Galatasaray Divan Kurulu üyesi Hayri Kozak, sarı-kırmızılıların gündemini değerlendirdi. Kozak, Fatih Terim ile yönetim arasında yaşananlar, seçim gündemi ve mali tablo hakkında konuştu. Kozak, Abdurrahim Albayrak'ın seçime girmemesi gerektiğini düşünüyor.
“Terim ile yönetim arasındaki el sıkışma, huzurlu bir el sıkışma değil”
-Galatasaray yönetimi ve Fatih Terim arasındaki toplantı sonrası, ‘Her şey yolunda’ mesajı verildi. Ortada bir sorun var mı, yok mu? Fikriniz nedir?
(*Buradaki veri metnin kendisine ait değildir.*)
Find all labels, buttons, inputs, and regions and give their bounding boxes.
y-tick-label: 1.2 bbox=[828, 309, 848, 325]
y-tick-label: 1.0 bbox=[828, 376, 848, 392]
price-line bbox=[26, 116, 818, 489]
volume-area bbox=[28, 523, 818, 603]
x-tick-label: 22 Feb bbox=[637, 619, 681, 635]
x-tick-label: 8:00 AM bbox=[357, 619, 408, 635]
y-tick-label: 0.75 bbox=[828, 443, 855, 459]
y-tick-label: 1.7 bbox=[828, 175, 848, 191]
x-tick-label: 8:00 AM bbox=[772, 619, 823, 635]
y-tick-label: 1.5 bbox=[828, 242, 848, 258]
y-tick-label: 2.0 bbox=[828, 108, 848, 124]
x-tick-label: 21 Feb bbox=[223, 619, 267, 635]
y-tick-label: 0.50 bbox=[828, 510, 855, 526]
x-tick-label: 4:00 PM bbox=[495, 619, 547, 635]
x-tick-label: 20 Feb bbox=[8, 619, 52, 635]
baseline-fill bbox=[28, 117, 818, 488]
Yönetim ile Terim arasında bir sorun olmadığını söylemek için çocuk olmak gerek. Bir soğukluk var. Aklı yerinde olan her insan, iki tarafın konuşmalarını görünce neyin ne olduğunu görür. Terim ve yönetim el sıkışarak el ayrıldı. Ama sağlıklı bir birliktelik olarak görmüyorum. Her şey yuvarlak topun çizgiyi geçmesiyle ölçülüyor. Ankaragücü maçıyla bir moral depolama olacak. Ben Terim ile yönetim arasındaki görüşmenin huzurlu bir el sıkışma olduğuna inanmıyorum.
“Terim’in Galatasaray camiasına karşı bir sorumluluğu var”
-Fatih Terim’in ayrılık hesapları yaptığı da konuşuluyor. Sayın Terim’in huzuru yerinde olmazsa ayrılır mı?
Fatih Terim neden ayrılmak istesin? Terim’in ayrılmasını istemesi diye bir durum yok. Her türlü onura, başarıya burada ulaştı. Ciddi bir geliri var. Huzuru yerinde olduğu sürece kalır. Ayrıca sadece huzursuzluk sebebiyle ayrılmaz. Fatih Terim’in yalnız kendisine karşı değil, Galatasaray camiasına karşı bir sorumluluğu var.
“Boykot gereksiz, yönetime yakışmadı”
- Uzun yıllardır Divan Kurulu üyeliği yapan kişilerle konuştuğumda Galatasaray yönetiminin tüzüğü gerekçe göstererek Divan Kurulu’na katılmama kararını anlayamadıklarını söylüyorlar. Sizin kanaatiniz nedir?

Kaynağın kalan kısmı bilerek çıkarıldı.